4. Optional Continuity = Flexible Investment
Returning characters can grow—gain perks, relationships, maybe side plots. But if someone only plays once? That’s still valid.
The format doesn’t penalize inconsistency. It rewards engagement, but never demands it.
5. Room for Hyperfocus = Joyful Weirdness
This is a world where someone can spend 20 minutes analyzing a suspicious bookshelf—and it might actually matter.
This format invites niche obsessions, oddball strategies, and character quirks to shine. Because sometimes, that weird arcane smudge is the key.
What I’ve Designed for Myself, as a Neurodivergent GM
Running this campaign is meant to be low-friction. That meant designing around the reality of how my brain works—not idealized best practices.
- Prep is templated. I use a fill-in-the-blanks mystery format: pick a crime, choose 4–6 suspects, place some clues, done.
- NPCs are archetypes. I don’t write long backstories. I build around roles like “eccentric alchemist” or “grumpy desk clerk,” then improvise.
- Structure is modular. I know what Act 1, 2, and 3 look like—even if I’m foggy, anxious, or executive-functioning at 40%.
- Flexibility is intentional. If players go off-script, I pivot. The framework adapts.
But here’s something I’ve learned the hard way: even with all this, the hardest part is when a session doesn’t fire.
When someone cancels last-minute. When there aren’t enough players. When I’ve spent spoons I didn’t really have on prep—and then nothing happens.
That emotional crash? It’s real.
So I’ve designed around that too.
Every case I prep is evergreen. Self-contained.

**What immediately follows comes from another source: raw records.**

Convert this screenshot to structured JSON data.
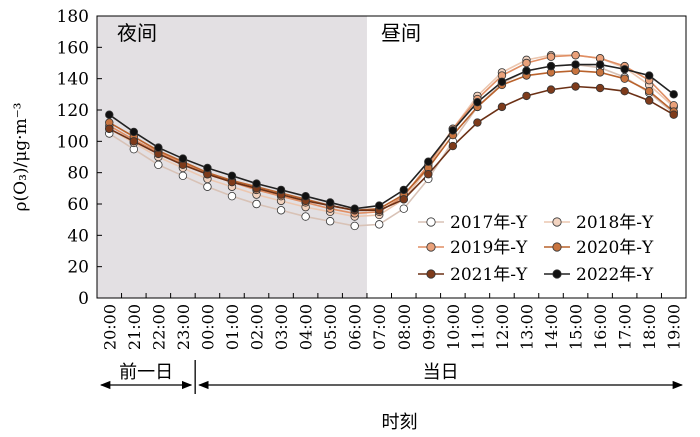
{
  "chart_data": {
    "type": "line",
    "ylabel": "ρ(O₃)/μg·m⁻³",
    "xlabel": "时刻",
    "ylim": [
      0,
      180
    ],
    "yticks": [
      0,
      20,
      40,
      60,
      80,
      100,
      120,
      140,
      160,
      180
    ],
    "regions": {
      "night": "夜间",
      "day": "昼间"
    },
    "day_groups": {
      "prev": "前一日",
      "curr": "当日"
    },
    "categories": [
      "20:00",
      "21:00",
      "22:00",
      "23:00",
      "00:00",
      "01:00",
      "02:00",
      "03:00",
      "04:00",
      "05:00",
      "06:00",
      "07:00",
      "08:00",
      "09:00",
      "10:00",
      "11:00",
      "12:00",
      "13:00",
      "14:00",
      "15:00",
      "16:00",
      "17:00",
      "18:00",
      "19:00"
    ],
    "night_count": 11,
    "legend_position": "bottom-right",
    "series": [
      {
        "name": "2017年-Y",
        "color": "#ffffff",
        "line": "#d8c2b6",
        "values": [
          105,
          95,
          85,
          78,
          71,
          65,
          60,
          56,
          52,
          49,
          46,
          47,
          57,
          76,
          100,
          122,
          137,
          145,
          148,
          149,
          147,
          141,
          131,
          118
        ]
      },
      {
        "name": "2018年-Y",
        "color": "#f2d3c0",
        "line": "#ecc7b0",
        "values": [
          108,
          99,
          90,
          83,
          76,
          71,
          66,
          62,
          58,
          55,
          52,
          53,
          63,
          83,
          108,
          129,
          144,
          152,
          155,
          155,
          153,
          147,
          136,
          122
        ]
      },
      {
        "name": "2019年-Y",
        "color": "#eaa17a",
        "line": "#e08e63",
        "values": [
          110,
          101,
          93,
          86,
          79,
          74,
          69,
          65,
          61,
          57,
          54,
          55,
          65,
          85,
          108,
          127,
          142,
          150,
          154,
          155,
          153,
          148,
          139,
          123
        ]
      },
      {
        "name": "2020年-Y",
        "color": "#c8743f",
        "line": "#b9622c",
        "values": [
          112,
          103,
          94,
          87,
          80,
          75,
          71,
          67,
          63,
          59,
          56,
          57,
          66,
          83,
          104,
          122,
          136,
          142,
          144,
          145,
          144,
          140,
          132,
          119
        ]
      },
      {
        "name": "2021年-Y",
        "color": "#7e3b1b",
        "line": "#6b3015",
        "values": [
          108,
          100,
          92,
          85,
          79,
          74,
          70,
          66,
          62,
          59,
          56,
          56,
          63,
          79,
          97,
          112,
          122,
          129,
          133,
          135,
          134,
          132,
          126,
          117
        ]
      },
      {
        "name": "2022年-Y",
        "color": "#111111",
        "line": "#222222",
        "values": [
          117,
          106,
          96,
          89,
          83,
          78,
          73,
          69,
          65,
          61,
          57,
          59,
          69,
          87,
          107,
          125,
          138,
          145,
          148,
          149,
          149,
          146,
          142,
          130
        ]
      }
    ]
  }
}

Reusable.
If no one shows up? The case goes back in the drawer. Nothing’s wasted. No fragile arc collapses. No emotional climax gets postponed forever.

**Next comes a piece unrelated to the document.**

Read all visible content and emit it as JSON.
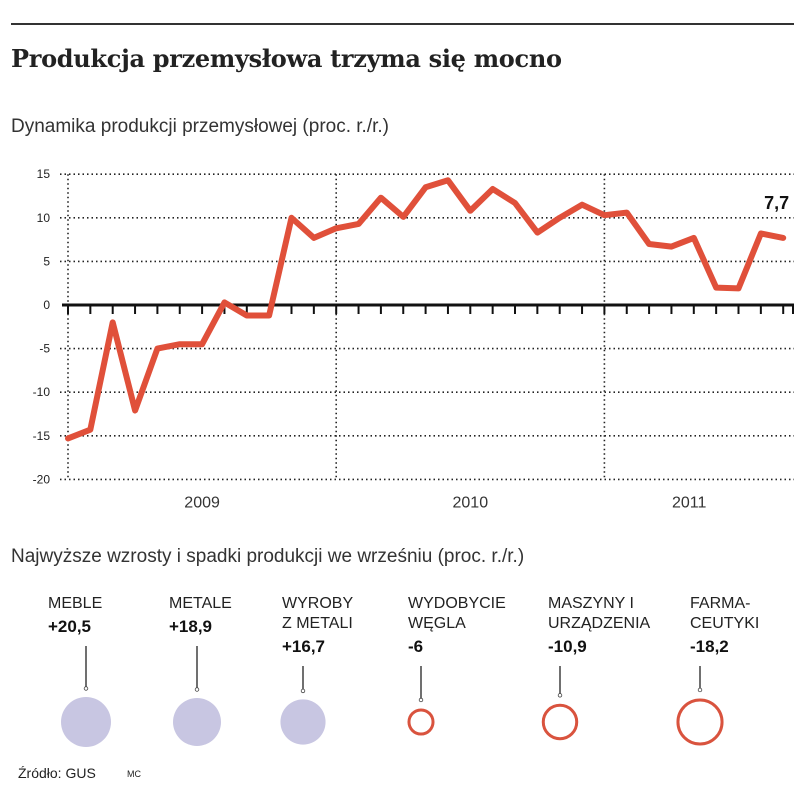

The game becomes resilient—always playable, never pressuring.
Not lazy GMing. Just sustainable GMing.
What’s Next: Time to See If It Works
I don’t know yet if this format works. But it feels possible—and for me, that’s already a huge win.
Over the next few months, I’ll start playtesting CSI: Town Guard Edition with friends who, like me, juggle inconsistent energy, social hangovers, executive dysfunction, and the occasional hyperfixation on fantasy evidence lockers.
I’ll be testing:
- Pacing and mystery flow
- How well the format supports drop-in characters
- What types of rewards and scaffolding help people re-engage
- Whether the structure holds up on low-spoon days
I’ll share what works, what doesn’t, and what mutates into something better.

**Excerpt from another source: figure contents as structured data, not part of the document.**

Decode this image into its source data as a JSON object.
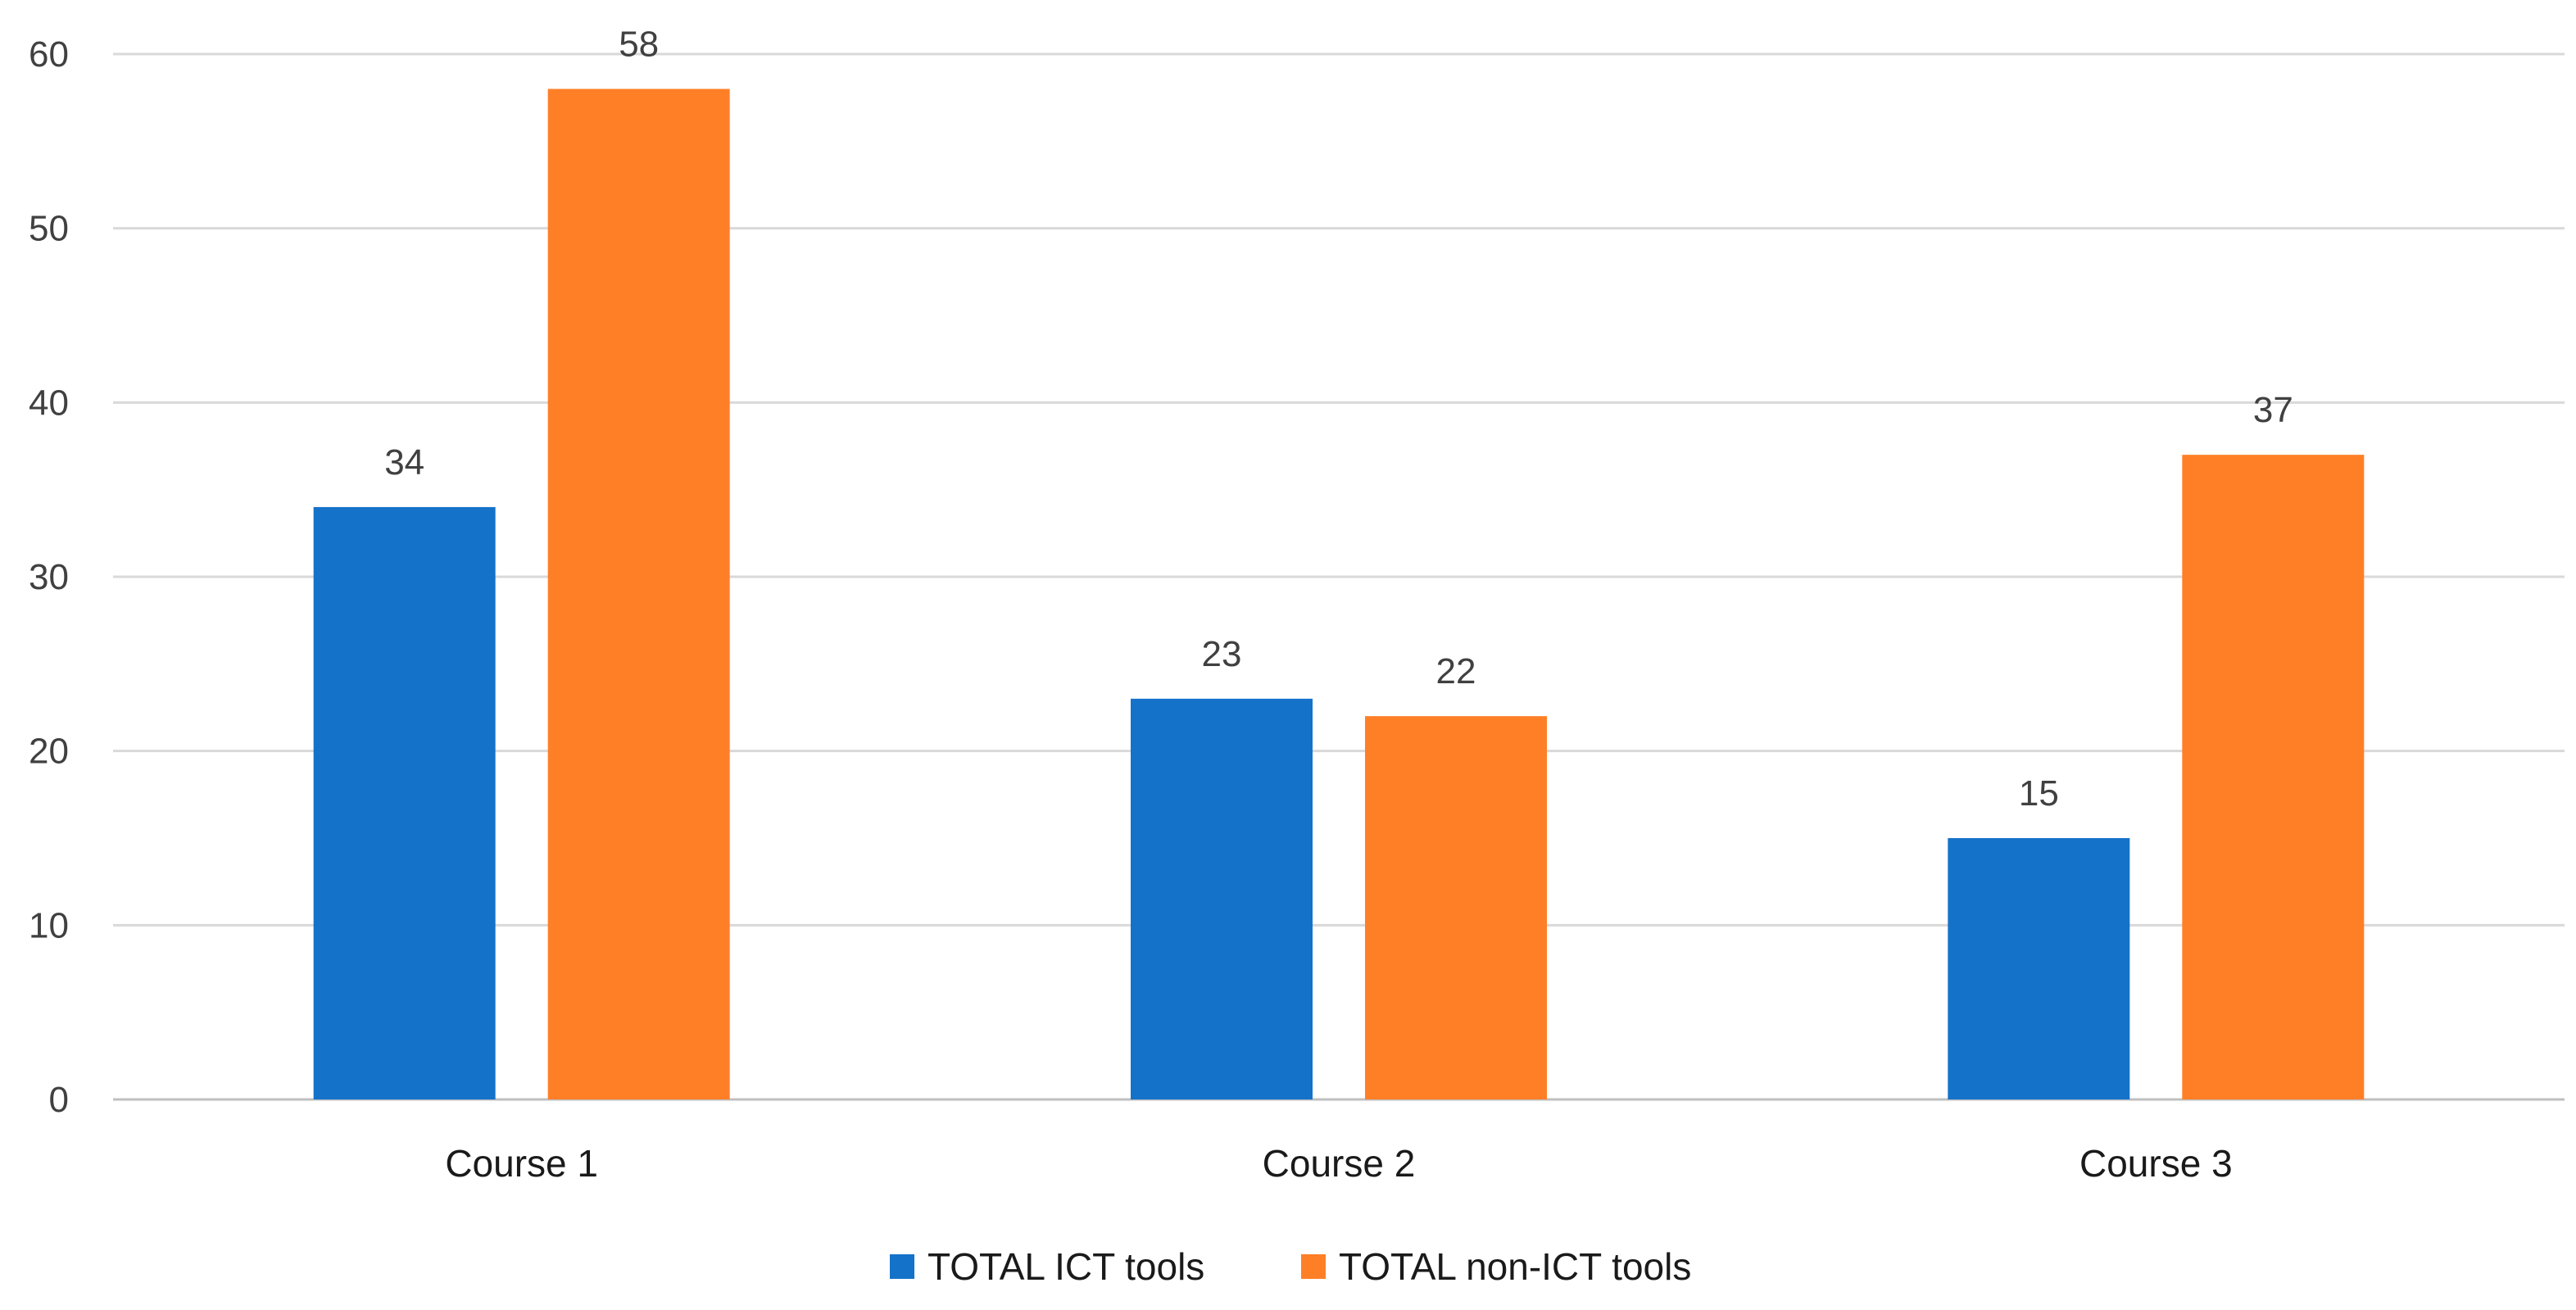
{
  "chart_data": {
    "type": "bar",
    "title": "",
    "xlabel": "",
    "ylabel": "",
    "categories": [
      "Course 1",
      "Course 2",
      "Course 3"
    ],
    "series": [
      {
        "name": "TOTAL ICT tools",
        "values": [
          34,
          23,
          15
        ],
        "color": "#1572C9"
      },
      {
        "name": "TOTAL non-ICT tools",
        "values": [
          58,
          22,
          37
        ],
        "color": "#FF7F27"
      }
    ],
    "ylim": [
      0,
      60
    ],
    "yticks": [
      0,
      10,
      20,
      30,
      40,
      50,
      60
    ],
    "grid": true,
    "legend_position": "bottom",
    "data_labels": true
  }
}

If this idea resonates with you—or if you’ve built something similar—I’d love to hear about it.
Let’s keep building TTRPGs that are more flexible, more joyful, and more realistic for brains like ours.
P.S. Lady Scarlet, minor aristocrat and major gossip, was found dead in the tavern, floating two metres above the ground. An immovable rod has been reported stolen. Eyewitnesses insist, “No one uttered the command word.”